Exploratory Data Analysis

Workflow context
For the workflow context, see 📘 Data Center · 📘 Aquifer Attributes (data sources)
  1. Graphs
  2. Local Filter
  3. Statistics Panel
  4. Plot Options

Exploratory Data Analysis

1. Graphical Analyses

Historgram

The first (default) graph shown is the histogram, or a frequency versus parameter value bar chart. The number of bars (or bins) is controlled by the PDF Number of lags value under Plot Options.

PDF

The PDF graph is the probability density function (PDF), or the relationship between observations and their probability (expressed as a fraction of 1 in IGW-NET). Data densities are shown as bars. The number of bars (or bins) is controlled by the PDF Number of lags value under Plot Options.

Check the box next to 'Normal PDF' to add a Guassian curve to the plot (click Update to add the curve).

CDF

The CDF graph is the cumulative distribution function, or the relationship between the probability of an observation/value taking on a value equal to or less than a specified value. Data densities are shown as bars. The number of bars (or bins) is controlled by the PDF Number of lags value under Plot Options.

h-ScatterPlot

This is a bivariate plot on which the pairs, zi and zi+h, for the value for separation distance, h, are plotted as the two axes. The shape and tightness of the cloud of points is related to the value of the variogram for h.

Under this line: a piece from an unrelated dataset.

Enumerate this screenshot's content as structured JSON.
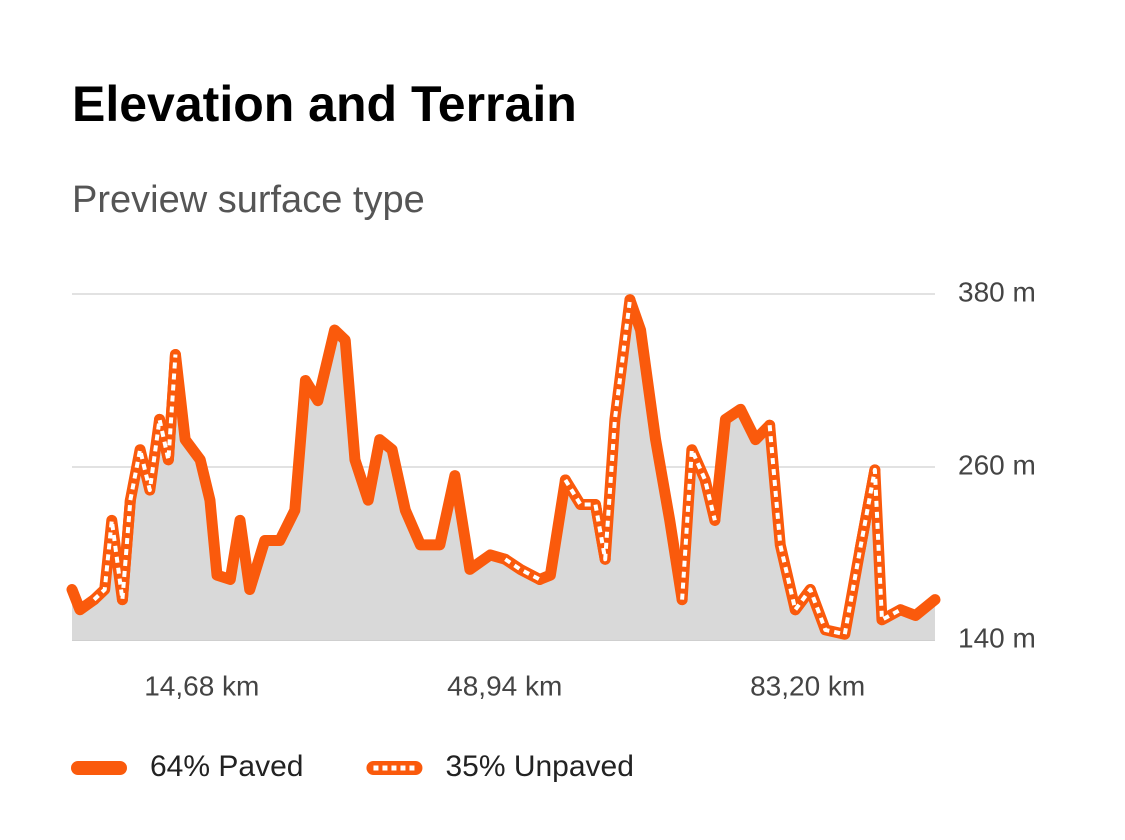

The seperation distance interval, or lag, can be adjusted used the 'Scatterplot Lag h' slider control under Plot Options. The Scatterplot Tolerance is used to specify how much the distance between pairs can differ from the exact lag distance and still can be included in the lag calculations.

X-Spatial

This graph showns the concentration as a function of distance along the west-to-east central line through the data (spatial) domain.

Y-Spatial

This graph showns the concentration as a function of distance along the north-to-central line through the data (spatial) domain.

Temporal

This graph showns the concentration as a function of time (sampling date) if temporal data is available.

Z-Spatial

This graph showns the concentration as a function of elevation if elevation data is available.

2. Local Filter

The top-right panels is used to create subsets of input data for graphical analysis.

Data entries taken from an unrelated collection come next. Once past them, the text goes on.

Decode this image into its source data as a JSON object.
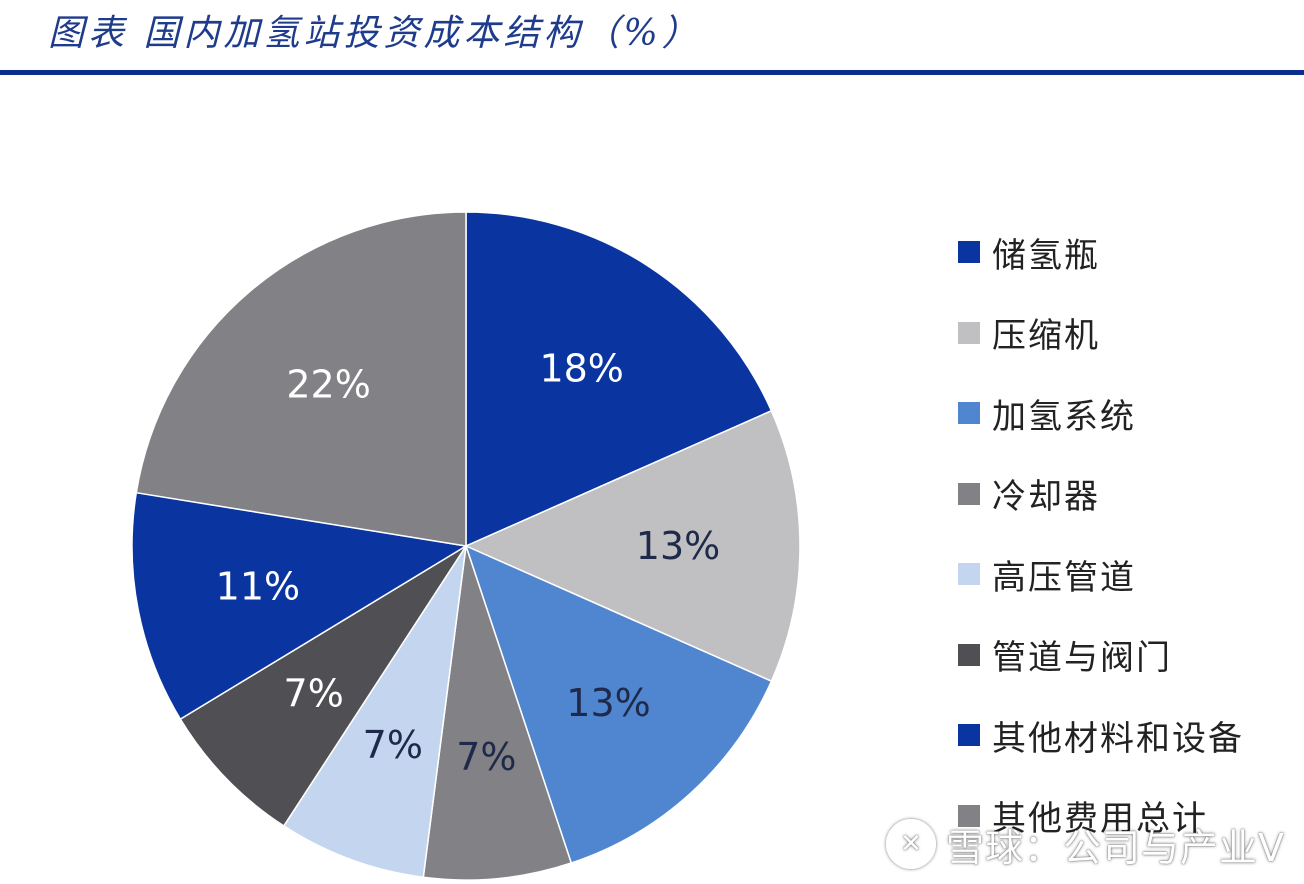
{
  "title": "图表 国内加氢站投资成本结构（%）",
  "colors": {
    "title": "#1f3c8c",
    "rule": "#0b2d8c",
    "label_light": "#ffffff",
    "label_dark": "#1f2a4a"
  },
  "chart_data": {
    "type": "pie",
    "start_angle_deg": 0,
    "direction": "clockwise",
    "unit": "%",
    "title": "",
    "slices": [
      {
        "name": "储氢瓶",
        "value": 18,
        "label": "18%",
        "color": "#0a35a0",
        "label_color": "#ffffff"
      },
      {
        "name": "压缩机",
        "value": 13,
        "label": "13%",
        "color": "#c0c0c3",
        "label_color": "#1f2a4a"
      },
      {
        "name": "加氢系统",
        "value": 13,
        "label": "13%",
        "color": "#4f86cf",
        "label_color": "#1f2a4a"
      },
      {
        "name": "冷却器",
        "value": 7,
        "label": "7%",
        "color": "#828286",
        "label_color": "#1f2a4a"
      },
      {
        "name": "高压管道",
        "value": 7,
        "label": "7%",
        "color": "#c3d5ef",
        "label_color": "#1f2a4a"
      },
      {
        "name": "管道与阀门",
        "value": 7,
        "label": "7%",
        "color": "#505054",
        "label_color": "#ffffff"
      },
      {
        "name": "其他材料和设备",
        "value": 11,
        "label": "11%",
        "color": "#0a35a0",
        "label_color": "#ffffff"
      },
      {
        "name": "其他费用总计",
        "value": 22,
        "label": "22%",
        "color": "#828286",
        "label_color": "#ffffff"
      }
    ],
    "legend_position": "right"
  },
  "watermark": {
    "logo": "✕",
    "text": "雪球：公司与产业V"
  }
}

Check the box next to Data Filter and specify the minimum ('From') and maximum parameter values ('To') of the data subset.

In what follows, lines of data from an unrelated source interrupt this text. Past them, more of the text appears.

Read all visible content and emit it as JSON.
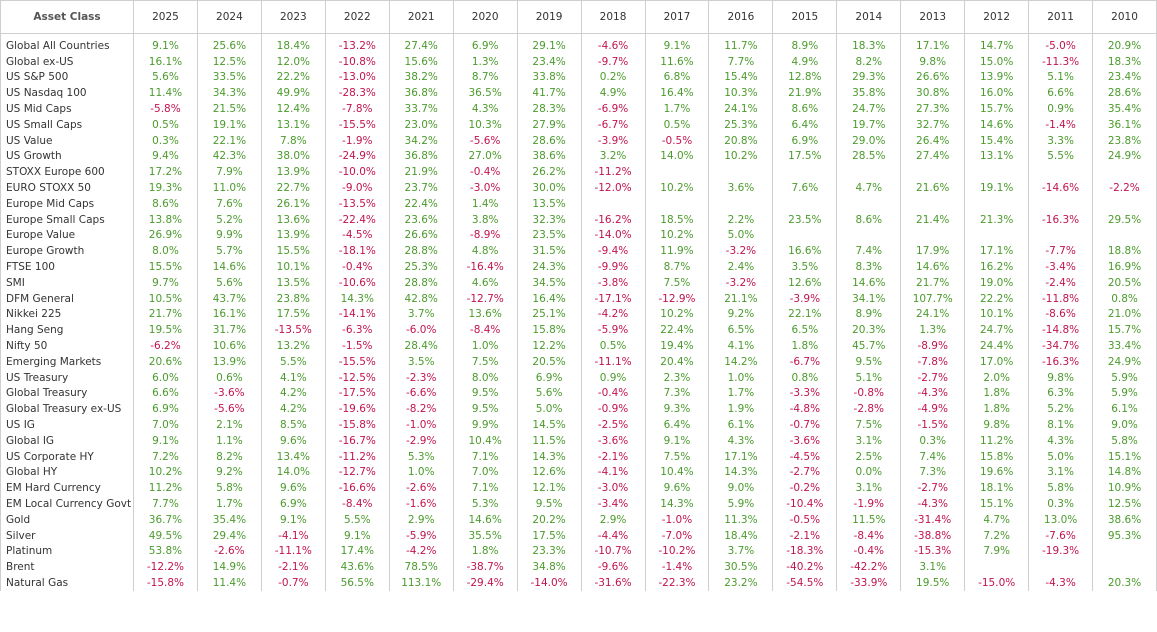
{
  "table": {
    "header": [
      "Asset Class",
      "2025",
      "2024",
      "2023",
      "2022",
      "2021",
      "2020",
      "2019",
      "2018",
      "2017",
      "2016",
      "2015",
      "2014",
      "2013",
      "2012",
      "2011",
      "2010"
    ],
    "rows": [
      {
        "label": "Global All Countries",
        "cells": [
          "9.1%",
          "25.6%",
          "18.4%",
          "-13.2%",
          "27.4%",
          "6.9%",
          "29.1%",
          "-4.6%",
          "9.1%",
          "11.7%",
          "8.9%",
          "18.3%",
          "17.1%",
          "14.7%",
          "-5.0%",
          "20.9%"
        ]
      },
      {
        "label": "Global ex-US",
        "cells": [
          "16.1%",
          "12.5%",
          "12.0%",
          "-10.8%",
          "15.6%",
          "1.3%",
          "23.4%",
          "-9.7%",
          "11.6%",
          "7.7%",
          "4.9%",
          "8.2%",
          "9.8%",
          "15.0%",
          "-11.3%",
          "18.3%"
        ]
      },
      {
        "label": "US S&P 500",
        "cells": [
          "5.6%",
          "33.5%",
          "22.2%",
          "-13.0%",
          "38.2%",
          "8.7%",
          "33.8%",
          "0.2%",
          "6.8%",
          "15.4%",
          "12.8%",
          "29.3%",
          "26.6%",
          "13.9%",
          "5.1%",
          "23.4%"
        ]
      },
      {
        "label": "US Nasdaq 100",
        "cells": [
          "11.4%",
          "34.3%",
          "49.9%",
          "-28.3%",
          "36.8%",
          "36.5%",
          "41.7%",
          "4.9%",
          "16.4%",
          "10.3%",
          "21.9%",
          "35.8%",
          "30.8%",
          "16.0%",
          "6.6%",
          "28.6%"
        ]
      },
      {
        "label": "US Mid Caps",
        "cells": [
          "-5.8%",
          "21.5%",
          "12.4%",
          "-7.8%",
          "33.7%",
          "4.3%",
          "28.3%",
          "-6.9%",
          "1.7%",
          "24.1%",
          "8.6%",
          "24.7%",
          "27.3%",
          "15.7%",
          "0.9%",
          "35.4%"
        ]
      },
      {
        "label": "US Small Caps",
        "cells": [
          "0.5%",
          "19.1%",
          "13.1%",
          "-15.5%",
          "23.0%",
          "10.3%",
          "27.9%",
          "-6.7%",
          "0.5%",
          "25.3%",
          "6.4%",
          "19.7%",
          "32.7%",
          "14.6%",
          "-1.4%",
          "36.1%"
        ]
      },
      {
        "label": "US Value",
        "cells": [
          "0.3%",
          "22.1%",
          "7.8%",
          "-1.9%",
          "34.2%",
          "-5.6%",
          "28.6%",
          "-3.9%",
          "-0.5%",
          "20.8%",
          "6.9%",
          "29.0%",
          "26.4%",
          "15.4%",
          "3.3%",
          "23.8%"
        ]
      },
      {
        "label": "US Growth",
        "cells": [
          "9.4%",
          "42.3%",
          "38.0%",
          "-24.9%",
          "36.8%",
          "27.0%",
          "38.6%",
          "3.2%",
          "14.0%",
          "10.2%",
          "17.5%",
          "28.5%",
          "27.4%",
          "13.1%",
          "5.5%",
          "24.9%"
        ]
      },
      {
        "label": "STOXX Europe 600",
        "cells": [
          "17.2%",
          "7.9%",
          "13.9%",
          "-10.0%",
          "21.9%",
          "-0.4%",
          "26.2%",
          "-11.2%",
          null,
          null,
          null,
          null,
          null,
          null,
          null,
          null
        ]
      },
      {
        "label": "EURO STOXX 50",
        "cells": [
          "19.3%",
          "11.0%",
          "22.7%",
          "-9.0%",
          "23.7%",
          "-3.0%",
          "30.0%",
          "-12.0%",
          "10.2%",
          "3.6%",
          "7.6%",
          "4.7%",
          "21.6%",
          "19.1%",
          "-14.6%",
          "-2.2%"
        ]
      },
      {
        "label": "Europe Mid Caps",
        "cells": [
          "8.6%",
          "7.6%",
          "26.1%",
          "-13.5%",
          "22.4%",
          "1.4%",
          "13.5%",
          null,
          null,
          null,
          null,
          null,
          null,
          null,
          null,
          null
        ]
      },
      {
        "label": "Europe Small Caps",
        "cells": [
          "13.8%",
          "5.2%",
          "13.6%",
          "-22.4%",
          "23.6%",
          "3.8%",
          "32.3%",
          "-16.2%",
          "18.5%",
          "2.2%",
          "23.5%",
          "8.6%",
          "21.4%",
          "21.3%",
          "-16.3%",
          "29.5%"
        ]
      },
      {
        "label": "Europe Value",
        "cells": [
          "26.9%",
          "9.9%",
          "13.9%",
          "-4.5%",
          "26.6%",
          "-8.9%",
          "23.5%",
          "-14.0%",
          "10.2%",
          "5.0%",
          null,
          null,
          null,
          null,
          null,
          null
        ]
      },
      {
        "label": "Europe Growth",
        "cells": [
          "8.0%",
          "5.7%",
          "15.5%",
          "-18.1%",
          "28.8%",
          "4.8%",
          "31.5%",
          "-9.4%",
          "11.9%",
          "-3.2%",
          "16.6%",
          "7.4%",
          "17.9%",
          "17.1%",
          "-7.7%",
          "18.8%"
        ]
      },
      {
        "label": "FTSE 100",
        "cells": [
          "15.5%",
          "14.6%",
          "10.1%",
          "-0.4%",
          "25.3%",
          "-16.4%",
          "24.3%",
          "-9.9%",
          "8.7%",
          "2.4%",
          "3.5%",
          "8.3%",
          "14.6%",
          "16.2%",
          "-3.4%",
          "16.9%"
        ]
      },
      {
        "label": "SMI",
        "cells": [
          "9.7%",
          "5.6%",
          "13.5%",
          "-10.6%",
          "28.8%",
          "4.6%",
          "34.5%",
          "-3.8%",
          "7.5%",
          "-3.2%",
          "12.6%",
          "14.6%",
          "21.7%",
          "19.0%",
          "-2.4%",
          "20.5%"
        ]
      },
      {
        "label": "DFM General",
        "cells": [
          "10.5%",
          "43.7%",
          "23.8%",
          "14.3%",
          "42.8%",
          "-12.7%",
          "16.4%",
          "-17.1%",
          "-12.9%",
          "21.1%",
          "-3.9%",
          "34.1%",
          "107.7%",
          "22.2%",
          "-11.8%",
          "0.8%"
        ]
      },
      {
        "label": "Nikkei 225",
        "cells": [
          "21.7%",
          "16.1%",
          "17.5%",
          "-14.1%",
          "3.7%",
          "13.6%",
          "25.1%",
          "-4.2%",
          "10.2%",
          "9.2%",
          "22.1%",
          "8.9%",
          "24.1%",
          "10.1%",
          "-8.6%",
          "21.0%"
        ]
      },
      {
        "label": "Hang Seng",
        "cells": [
          "19.5%",
          "31.7%",
          "-13.5%",
          "-6.3%",
          "-6.0%",
          "-8.4%",
          "15.8%",
          "-5.9%",
          "22.4%",
          "6.5%",
          "6.5%",
          "20.3%",
          "1.3%",
          "24.7%",
          "-14.8%",
          "15.7%"
        ]
      },
      {
        "label": "Nifty 50",
        "cells": [
          "-6.2%",
          "10.6%",
          "13.2%",
          "-1.5%",
          "28.4%",
          "1.0%",
          "12.2%",
          "0.5%",
          "19.4%",
          "4.1%",
          "1.8%",
          "45.7%",
          "-8.9%",
          "24.4%",
          "-34.7%",
          "33.4%"
        ]
      },
      {
        "label": "Emerging Markets",
        "cells": [
          "20.6%",
          "13.9%",
          "5.5%",
          "-15.5%",
          "3.5%",
          "7.5%",
          "20.5%",
          "-11.1%",
          "20.4%",
          "14.2%",
          "-6.7%",
          "9.5%",
          "-7.8%",
          "17.0%",
          "-16.3%",
          "24.9%"
        ]
      },
      {
        "label": "US Treasury",
        "cells": [
          "6.0%",
          "0.6%",
          "4.1%",
          "-12.5%",
          "-2.3%",
          "8.0%",
          "6.9%",
          "0.9%",
          "2.3%",
          "1.0%",
          "0.8%",
          "5.1%",
          "-2.7%",
          "2.0%",
          "9.8%",
          "5.9%"
        ]
      },
      {
        "label": "Global Treasury",
        "cells": [
          "6.6%",
          "-3.6%",
          "4.2%",
          "-17.5%",
          "-6.6%",
          "9.5%",
          "5.6%",
          "-0.4%",
          "7.3%",
          "1.7%",
          "-3.3%",
          "-0.8%",
          "-4.3%",
          "1.8%",
          "6.3%",
          "5.9%"
        ]
      },
      {
        "label": "Global Treasury ex-US",
        "cells": [
          "6.9%",
          "-5.6%",
          "4.2%",
          "-19.6%",
          "-8.2%",
          "9.5%",
          "5.0%",
          "-0.9%",
          "9.3%",
          "1.9%",
          "-4.8%",
          "-2.8%",
          "-4.9%",
          "1.8%",
          "5.2%",
          "6.1%"
        ]
      },
      {
        "label": "US IG",
        "cells": [
          "7.0%",
          "2.1%",
          "8.5%",
          "-15.8%",
          "-1.0%",
          "9.9%",
          "14.5%",
          "-2.5%",
          "6.4%",
          "6.1%",
          "-0.7%",
          "7.5%",
          "-1.5%",
          "9.8%",
          "8.1%",
          "9.0%"
        ]
      },
      {
        "label": "Global IG",
        "cells": [
          "9.1%",
          "1.1%",
          "9.6%",
          "-16.7%",
          "-2.9%",
          "10.4%",
          "11.5%",
          "-3.6%",
          "9.1%",
          "4.3%",
          "-3.6%",
          "3.1%",
          "0.3%",
          "11.2%",
          "4.3%",
          "5.8%"
        ]
      },
      {
        "label": "US Corporate HY",
        "cells": [
          "7.2%",
          "8.2%",
          "13.4%",
          "-11.2%",
          "5.3%",
          "7.1%",
          "14.3%",
          "-2.1%",
          "7.5%",
          "17.1%",
          "-4.5%",
          "2.5%",
          "7.4%",
          "15.8%",
          "5.0%",
          "15.1%"
        ]
      },
      {
        "label": "Global HY",
        "cells": [
          "10.2%",
          "9.2%",
          "14.0%",
          "-12.7%",
          "1.0%",
          "7.0%",
          "12.6%",
          "-4.1%",
          "10.4%",
          "14.3%",
          "-2.7%",
          "0.0%",
          "7.3%",
          "19.6%",
          "3.1%",
          "14.8%"
        ]
      },
      {
        "label": "EM Hard Currency",
        "cells": [
          "11.2%",
          "5.8%",
          "9.6%",
          "-16.6%",
          "-2.6%",
          "7.1%",
          "12.1%",
          "-3.0%",
          "9.6%",
          "9.0%",
          "-0.2%",
          "3.1%",
          "-2.7%",
          "18.1%",
          "5.8%",
          "10.9%"
        ]
      },
      {
        "label": "EM Local Currency Govt",
        "cells": [
          "7.7%",
          "1.7%",
          "6.9%",
          "-8.4%",
          "-1.6%",
          "5.3%",
          "9.5%",
          "-3.4%",
          "14.3%",
          "5.9%",
          "-10.4%",
          "-1.9%",
          "-4.3%",
          "15.1%",
          "0.3%",
          "12.5%"
        ]
      },
      {
        "label": "Gold",
        "cells": [
          "36.7%",
          "35.4%",
          "9.1%",
          "5.5%",
          "2.9%",
          "14.6%",
          "20.2%",
          "2.9%",
          "-1.0%",
          "11.3%",
          "-0.5%",
          "11.5%",
          "-31.4%",
          "4.7%",
          "13.0%",
          "38.6%"
        ]
      },
      {
        "label": "Silver",
        "cells": [
          "49.5%",
          "29.4%",
          "-4.1%",
          "9.1%",
          "-5.9%",
          "35.5%",
          "17.5%",
          "-4.4%",
          "-7.0%",
          "18.4%",
          "-2.1%",
          "-8.4%",
          "-38.8%",
          "7.2%",
          "-7.6%",
          "95.3%"
        ]
      },
      {
        "label": "Platinum",
        "cells": [
          "53.8%",
          "-2.6%",
          "-11.1%",
          "17.4%",
          "-4.2%",
          "1.8%",
          "23.3%",
          "-10.7%",
          "-10.2%",
          "3.7%",
          "-18.3%",
          "-0.4%",
          "-15.3%",
          "7.9%",
          "-19.3%",
          null
        ]
      },
      {
        "label": "Brent",
        "cells": [
          "-12.2%",
          "14.9%",
          "-2.1%",
          "43.6%",
          "78.5%",
          "-38.7%",
          "34.8%",
          "-9.6%",
          "-1.4%",
          "30.5%",
          "-40.2%",
          "-42.2%",
          "3.1%",
          null,
          null,
          null
        ]
      },
      {
        "label": "Natural Gas",
        "cells": [
          "-15.8%",
          "11.4%",
          "-0.7%",
          "56.5%",
          "113.1%",
          "-29.4%",
          "-14.0%",
          "-31.6%",
          "-22.3%",
          "23.2%",
          "-54.5%",
          "-33.9%",
          "19.5%",
          "-15.0%",
          "-4.3%",
          "20.3%"
        ]
      }
    ]
  }
}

Check the box next to Date Filter and specify a starting date ('From') and ending date ('To') of the data subset (Temporal plot only).

3. Statistics Panel

The middle panel on the RHS of the interface provides descriptive statistics of the selected data, including:
- the number of points in data (Npts)
- maximum value
- minimum value
- mean value,
- median value
- variance
- standard deviation
- skewness
- coefficient of variation
- lower quartile (25%)
- upper quartile (75%)

4. Plot Options

The 'PDF Number of Lags option controls the number of bars (bins) used in the Histogram, PDF, and CDF plots (see above).

Check the ' Normal PDF option to add a Gaussian curve (normalized frequency distribution).

The Num-time Interval option controls how many intervals are used for the x-axis of the Temporal plot (Date).

The Scatterplot Lag and Scatterplot Tolerance options are used for the h-ScatterPlot (see above). Seperation distance interval, or lag, can be adjusted used the 'Scatterplot Lag h' slider control under Plot Options. The Scatterplot Tolerance is used to specify how much the distance between pairs can differ from the exact lag distance and still can be included in the lag calculations.